Except Lulu and my mother. And my agent, Rebecca, of course. But that, I knew, would be a huge mistake. Pushing some of my sleep-tossed hair out of my eyes, I resolved to follow my own advice and focus. This one can run something like a million potential code combinations a second before it finds the right one. I think maybe he belonged on the payroll of some tech corporation in Silicon Valley. Where could we even go? And what about Steven, and Nikki, and their mom?
But go where? But what about Mrs. I wanted to tell Christopher all these things. What she overheard that got her killed. I closed my eyes for a second or two, relishing the warmth from his fingers as they swept my skin. A wave of desire slammed into me with all the force of a dodgeball hurled by Whitney Robertson. I had it bad for this guy. Nikki says she overheard Mr. And all of it is going to be stored on the mainframe at Stark Corporate. All of it. She says they were all congratulating one another and toasting over it.
But no. The darkness-and hate-were still there. Maybe they would never go away. And I was going to have live with the knowledge that I was the one who was responsible for that.
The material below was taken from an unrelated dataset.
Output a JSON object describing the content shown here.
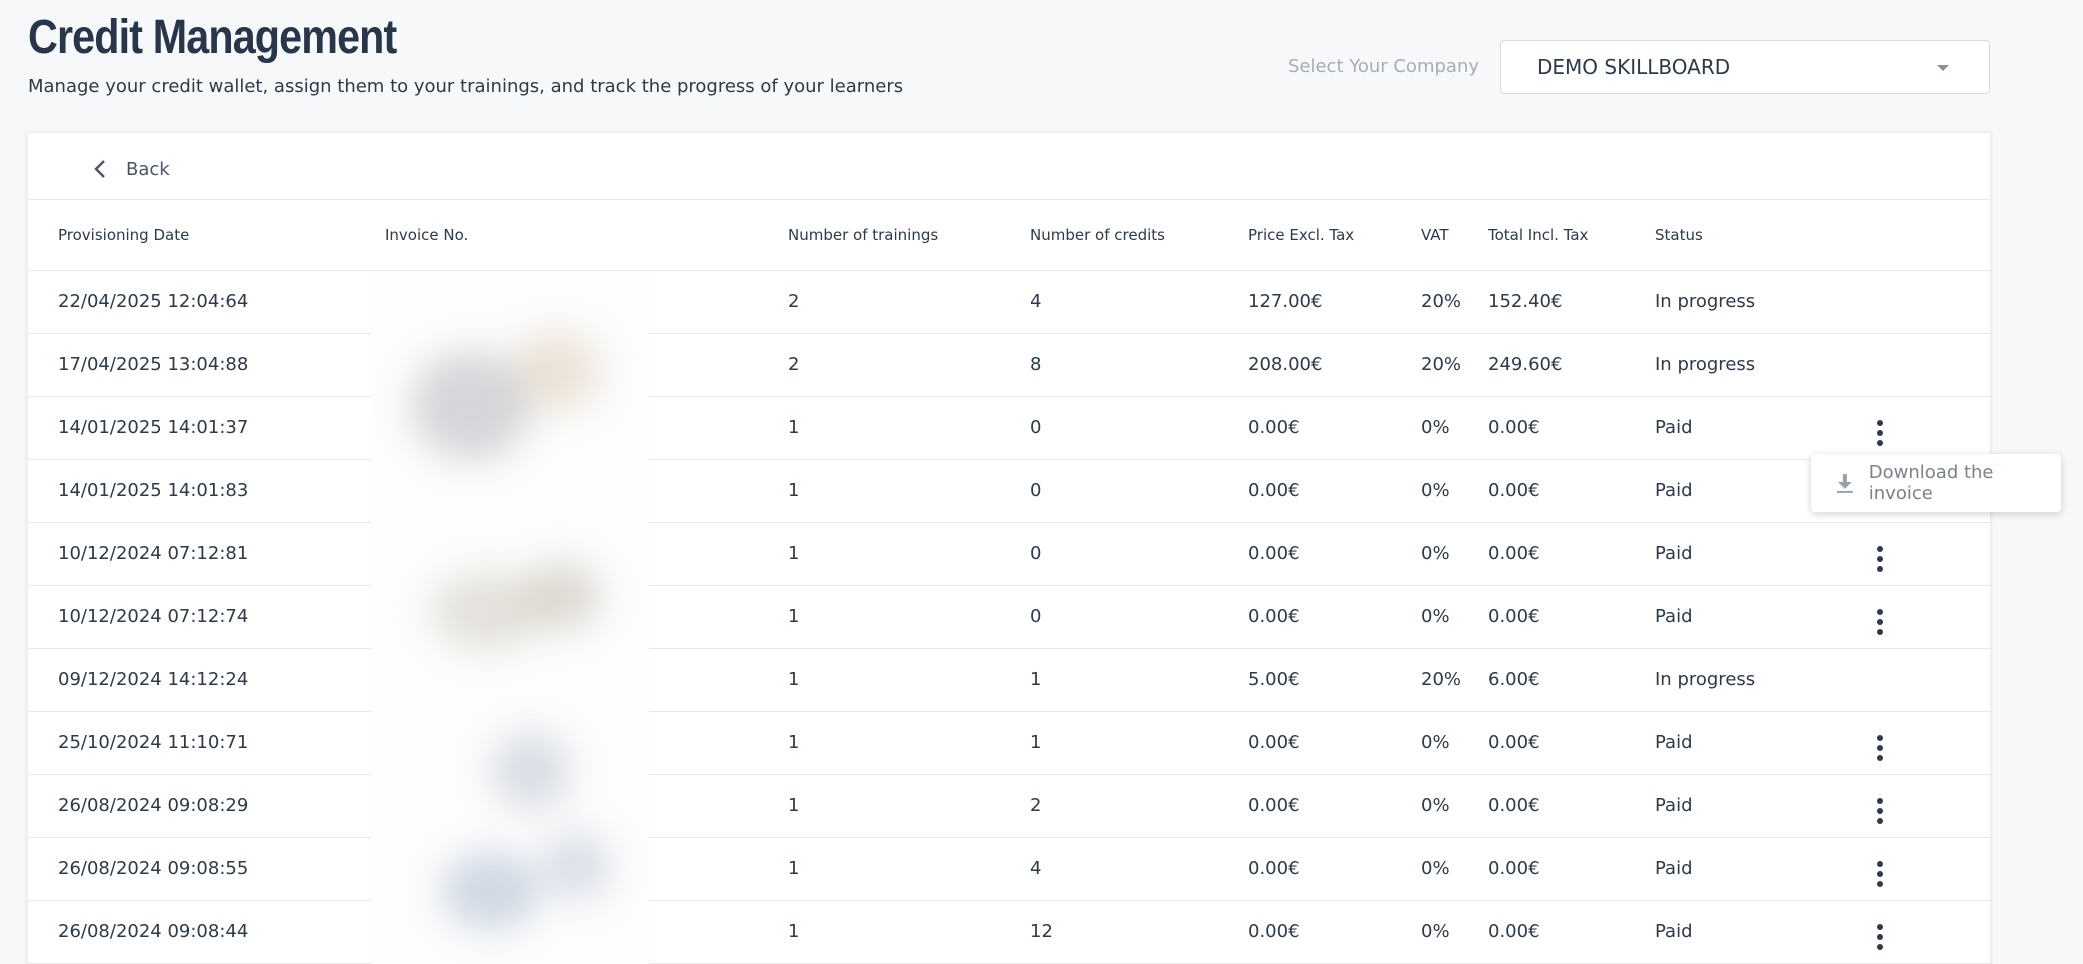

He held up one finger. They tried to kill Nikki Howard when she threatened to expose the truth about them.
We better get on it. She likes it here just fine. Something about his expression told me that the evil supervillain was not only back, but here to stay. But she has to, of course.
Runaway (Airhead Series #3)
There was a lot of potential in this series, which got promptly wasted. The big problem I keep coming back to is the characterization. Everything important about Stark or the operation, someone has to spell it out for Em before she realizes the truth. I think the only thing she figures out on her own is the spyware on her computer in the first book.
Win an advanced copy of Runaway!
Runaway is the third book in the Airhead series by Meg Cabot. It was first published in March by Scholastic. One evening, Christopher appears and asks Em to escape, but she refuses to go without the others. Howard back to New York. As she leaves, Em notices that she is being tailed by a Stark security man and calls Christopher for help; during their escape, he kisses her. Felix retrieves the data, most of which belongs to young, healthy people soon to go abroad, all part of a mystery scheme known as Project Phoenix. As they leave, Em confronts Christopher about their kiss, but he brushes it off, claiming he has lost interest in her.